Other pictures by Raphael hang here, too. How distinctly I recall them. How vivid are all the works of this great painter! The critics say that one who excelled in so many things, excelled also in expression. Yes. It is this which gives to his pictures the distinctness of photographs from life. They are dramatic. They take you at once into the spirit of the scene represented. They are full of soul, and herein lies the great difference between Raphael’s works and those of other schools, the Venetian, for instance. The painters of Venice aimed at effects of color; Raphael used color only in order to express a loftier thought.

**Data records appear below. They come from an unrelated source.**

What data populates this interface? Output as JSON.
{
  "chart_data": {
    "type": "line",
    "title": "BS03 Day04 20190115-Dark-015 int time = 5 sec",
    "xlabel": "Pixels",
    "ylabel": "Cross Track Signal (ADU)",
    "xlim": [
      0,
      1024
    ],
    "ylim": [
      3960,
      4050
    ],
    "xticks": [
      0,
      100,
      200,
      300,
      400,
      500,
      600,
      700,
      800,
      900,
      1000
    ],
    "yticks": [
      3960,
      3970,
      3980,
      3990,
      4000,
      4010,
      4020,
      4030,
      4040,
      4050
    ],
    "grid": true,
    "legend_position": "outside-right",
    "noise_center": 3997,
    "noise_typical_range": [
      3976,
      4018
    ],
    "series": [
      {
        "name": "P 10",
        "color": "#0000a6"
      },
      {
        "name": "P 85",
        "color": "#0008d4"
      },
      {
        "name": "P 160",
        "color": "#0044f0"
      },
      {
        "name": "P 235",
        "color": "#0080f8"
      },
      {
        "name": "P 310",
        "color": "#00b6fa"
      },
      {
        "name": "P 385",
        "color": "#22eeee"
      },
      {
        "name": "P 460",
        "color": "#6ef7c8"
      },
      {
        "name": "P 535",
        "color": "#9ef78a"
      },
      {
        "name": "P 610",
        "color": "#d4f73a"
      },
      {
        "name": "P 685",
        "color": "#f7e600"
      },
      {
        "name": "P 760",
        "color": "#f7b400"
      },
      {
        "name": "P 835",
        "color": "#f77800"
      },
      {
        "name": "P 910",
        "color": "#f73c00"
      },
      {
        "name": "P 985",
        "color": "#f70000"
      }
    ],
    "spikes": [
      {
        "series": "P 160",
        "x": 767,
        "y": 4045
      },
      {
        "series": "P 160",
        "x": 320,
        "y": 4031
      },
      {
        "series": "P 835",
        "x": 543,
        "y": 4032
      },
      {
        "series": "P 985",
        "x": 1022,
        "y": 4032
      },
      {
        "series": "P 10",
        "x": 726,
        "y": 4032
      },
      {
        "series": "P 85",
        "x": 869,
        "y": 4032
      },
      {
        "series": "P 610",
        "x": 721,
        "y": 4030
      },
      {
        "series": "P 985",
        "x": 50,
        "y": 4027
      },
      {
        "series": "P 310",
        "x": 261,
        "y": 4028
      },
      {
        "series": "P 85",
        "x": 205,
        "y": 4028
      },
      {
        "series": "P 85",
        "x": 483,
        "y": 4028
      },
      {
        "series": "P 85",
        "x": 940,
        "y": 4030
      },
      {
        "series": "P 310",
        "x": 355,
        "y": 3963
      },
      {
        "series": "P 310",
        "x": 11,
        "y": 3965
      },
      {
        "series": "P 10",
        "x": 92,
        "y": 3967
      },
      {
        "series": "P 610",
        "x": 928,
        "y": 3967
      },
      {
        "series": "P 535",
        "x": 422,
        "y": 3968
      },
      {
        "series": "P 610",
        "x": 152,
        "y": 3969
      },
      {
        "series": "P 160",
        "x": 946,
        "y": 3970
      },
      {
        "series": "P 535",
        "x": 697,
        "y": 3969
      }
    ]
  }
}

Are you tired of the Uffizi? Come with me, for a few minutes, before we go, into the Hall of Niobe. Words fail me to relate with what mingled emotions of sympathy, distress and delight we children used to haunt this hall, and examine each sculptured form in turn. The story goes that Niobe incurred the displeasure of Diana and Apollo, who wreaked their vengeance upon the mother by killing her fourteen children. At the head of the hall stands Niobe, convulsed with grief, vainly imploring the angry brother and sister to show compassion, and at the same time protecting the youngest child, who is clinging to her. But we feel that both intercession and protection will be in vain. On the other side of the hall are her sons and daughters. Some already pierced with arrows, stiff in death; some in the attitude of flight, some staggering to the ground. It is an easy matter for the imagination to picture the supreme moment when, bereft of all her children, the mother’s heart breaks, and she is turned to stone. The legend relates that that stone wept tears. Nor was it a difficult matter for me to take this on faith. What is more, many is the time I have planted myself before the very marble Niobe in the Uffizi, firmly expecting to see the tears flow down her cheeks.

La Fornarina of the Uffizi, at Florence.

So we come out upon the streets of Florence again. Fair Florence, the narrow Arno dividing her, the purple Appennines shutting her in the Arno’s fertile valley. Flower-women stop us on the streets, and offer us flowers. Flower-women who are not as pretty as they are wont to be at fancy-dress parties; they are apt to be heavy and middle-aged, in fact, one of them, the handsomest of the band, has a scar on her face, and a tinge of romance attached to her name. It is whispered about that her lover’s dagger inflicted the scar, in a fit of jealousy. Once I myself saw a look flash into her eyes, when something was said to offend her by a passer-by on the street, which suggested the idea that she might have used her dagger in return. It was the look of a tiger aroused. And after that I never quite lost sight of the smothered fire in those black eyes of hers.

I used to wonder why I saw so few pretty faces in Florence. Moreover, how lovely the American ladies always looked in contrast with the swarthy, heavy Tuscan women. As a rule, that is. Of course, there were plain Americans and handsome Tuscans; but our countrywomen certainly bear off the palm for delicacy of feature and coloring. Still, the Tuscan peasant-girls make a fine show, with their broad flats of Leghorn straw; and when they are married they are invariably adorned with strings of Roman pearls about their necks. So many rows of pearls counts for so much worldly wealth.

I stroll on, stopping to look in at the picture stores, or coming to an enraptured pause before a cellar-way piled up with rare and fragrant flowers, such as one sees seldom out of Florence—the City of Flowers.